Preaching the Topical Sermon

Grant Lovejoy  |  Southwestern Journal of Theology Vol. 36 - Fall 1993

Preaching the Topical Sermon. By Ronald J. Allen. Louisville: Westminster/John Knox Press, 1992.164 pages. Paper, $11.99.  

Topical preaching too often has been thin biblically and bankrupt theologically. Ronald J. Allen has set out to correct that failing.  

Allen, who teaches at Christian Theological Seminary in Indianapolis, readily affirms that “the expository sermon is the lifeblood of weekly parish preaching” (p. 4). He argues, though, that some issues must be interpreted in light of the gospel as a whole rather than by reference to a single biblical text or texts. The Bible certainly informs the topical sermon, but no single text serves as the basis for the message.  

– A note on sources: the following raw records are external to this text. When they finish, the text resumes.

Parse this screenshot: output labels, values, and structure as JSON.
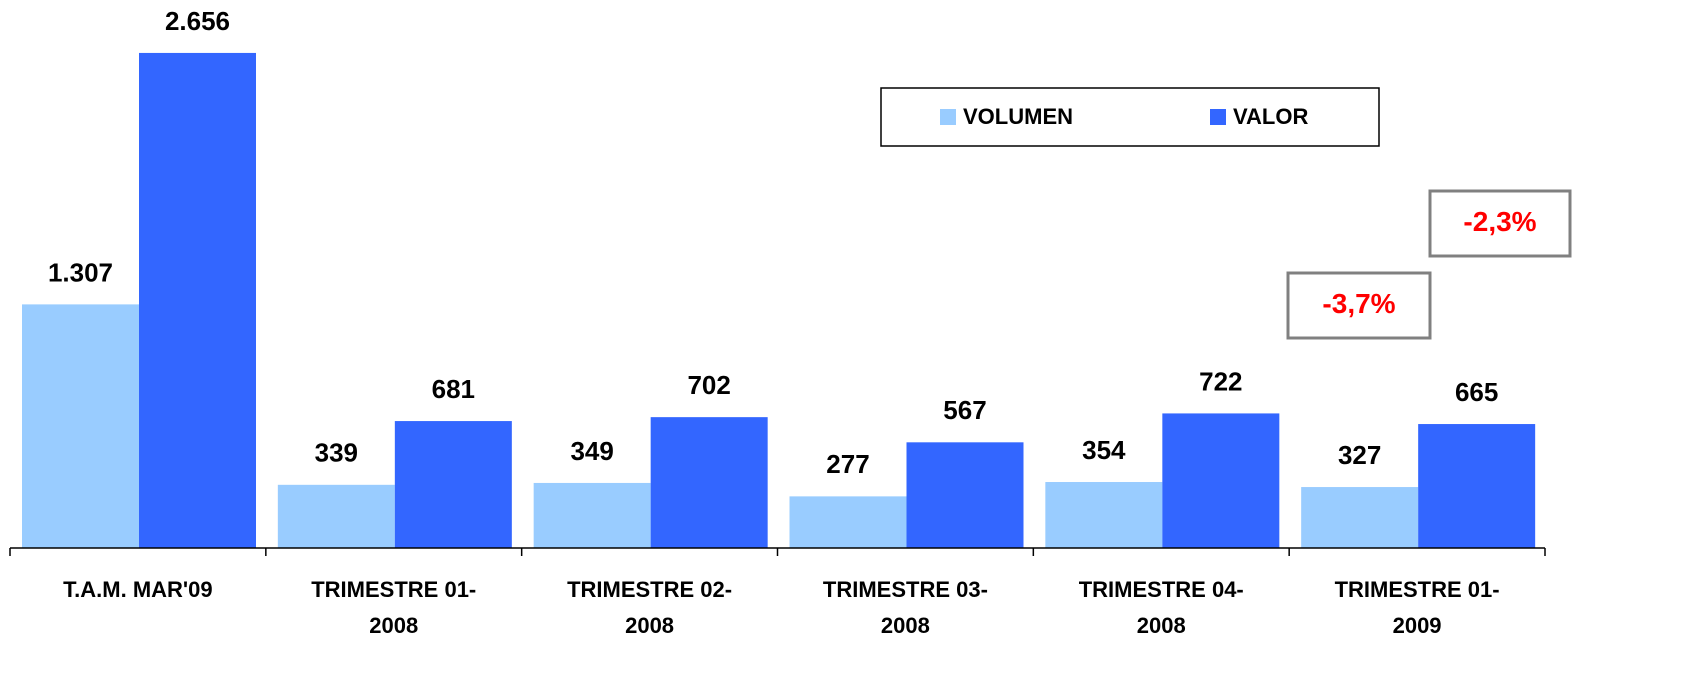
{
  "chart_data": {
    "type": "bar",
    "categories": [
      "T.A.M. MAR'09",
      "TRIMESTRE 01-2008",
      "TRIMESTRE 02-2008",
      "TRIMESTRE 03-2008",
      "TRIMESTRE 04-2008",
      "TRIMESTRE 01-2009"
    ],
    "series": [
      {
        "name": "VOLUMEN",
        "color": "#99ccff",
        "values": [
          1307,
          339,
          349,
          277,
          354,
          327
        ],
        "value_labels": [
          "1.307",
          "339",
          "349",
          "277",
          "354",
          "327"
        ]
      },
      {
        "name": "VALOR",
        "color": "#3366ff",
        "values": [
          2656,
          681,
          702,
          567,
          722,
          665
        ],
        "value_labels": [
          "2.656",
          "681",
          "702",
          "567",
          "722",
          "665"
        ]
      }
    ],
    "ylim": [
      0,
      2940
    ],
    "legend": "top-right",
    "annotations": [
      "-3,7%",
      "-2,3%"
    ],
    "annotation_color": "#ff0000"
  }
}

Allen hopes to improve topical preaching by building systematic analysis and theological rigor into his method. He prescribes an eighteen-step process that includes analyzing the issue, the hearers, the preacher’s own biases, the witness of Scripture, Christian tradition, and the like. Fortunately, the eighteen steps are not as overwhelming as one might think. They do give topical preaching the discipline it has often lacked.  

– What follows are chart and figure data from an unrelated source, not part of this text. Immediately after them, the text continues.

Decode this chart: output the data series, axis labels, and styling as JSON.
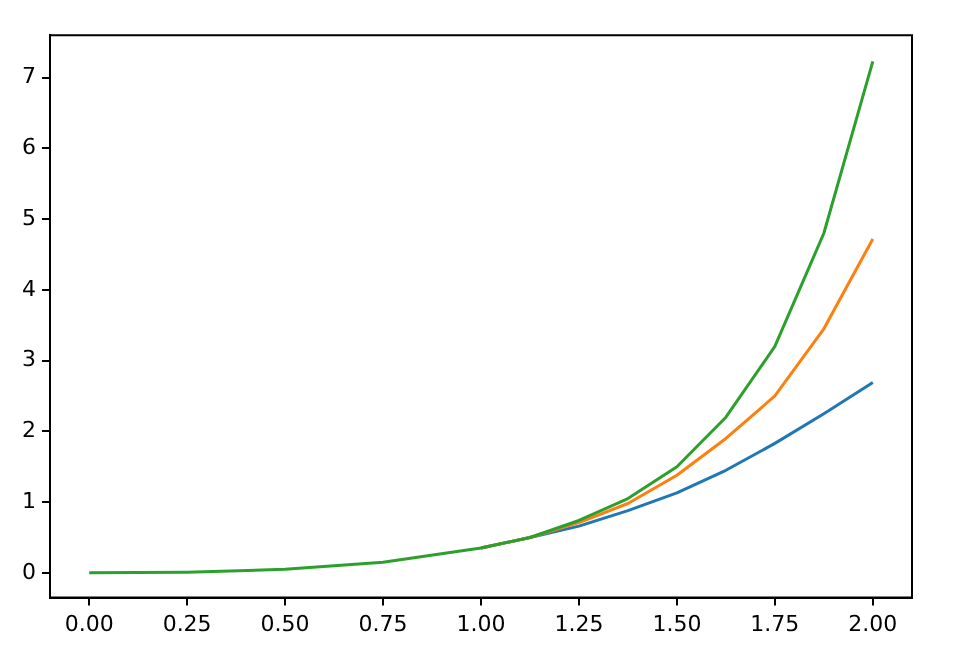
{
  "chart_data": {
    "type": "line",
    "xlim": [
      -0.1,
      2.1
    ],
    "ylim": [
      -0.35,
      7.6
    ],
    "xticks": [
      {
        "value": 0,
        "label": "0.00"
      },
      {
        "value": 0.25,
        "label": "0.25"
      },
      {
        "value": 0.5,
        "label": "0.50"
      },
      {
        "value": 0.75,
        "label": "0.75"
      },
      {
        "value": 1,
        "label": "1.00"
      },
      {
        "value": 1.25,
        "label": "1.25"
      },
      {
        "value": 1.5,
        "label": "1.50"
      },
      {
        "value": 1.75,
        "label": "1.75"
      },
      {
        "value": 2,
        "label": "2.00"
      }
    ],
    "yticks": [
      0,
      1,
      2,
      3,
      4,
      5,
      6,
      7
    ],
    "grid": false,
    "legend": false,
    "marker": "none",
    "line_style": "solid",
    "x": [
      0,
      0.25,
      0.5,
      0.75,
      1,
      1.125,
      1.25,
      1.375,
      1.5,
      1.625,
      1.75,
      1.875,
      2
    ],
    "series": [
      {
        "color": "#1f77b4",
        "values": [
          null,
          null,
          null,
          null,
          0.35,
          0.5,
          0.66,
          0.88,
          1.13,
          1.45,
          1.83,
          2.25,
          2.69
        ]
      },
      {
        "color": "#ff7f0e",
        "values": [
          null,
          null,
          null,
          null,
          0.35,
          0.5,
          0.71,
          0.98,
          1.38,
          1.9,
          2.5,
          3.45,
          4.72
        ]
      },
      {
        "color": "#2ca02c",
        "values": [
          0,
          0.01,
          0.05,
          0.15,
          0.35,
          0.5,
          0.74,
          1.05,
          1.5,
          2.2,
          3.2,
          4.8,
          7.23
        ]
      }
    ]
  }
}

Allen gives wise counsel about sermon structures and dealing with controversial issues. He includes five sample sermons that illustrate his approach very well, though at times their theology will likely be hard for conservative evangelicals to swallow. Allen’s own statement that “Occasionally the Bible is not the best guide [for the Christian life] and, in some few instances, the Bible is actually an unreliable guide” (p. 4) also raises immediate objections.  

Expository preaching should predominate in the life of the church. On those few occasions when a topical approach seems necessary, Allen’s methodology for preparation can provide a useful framework even for those who do not share his theology.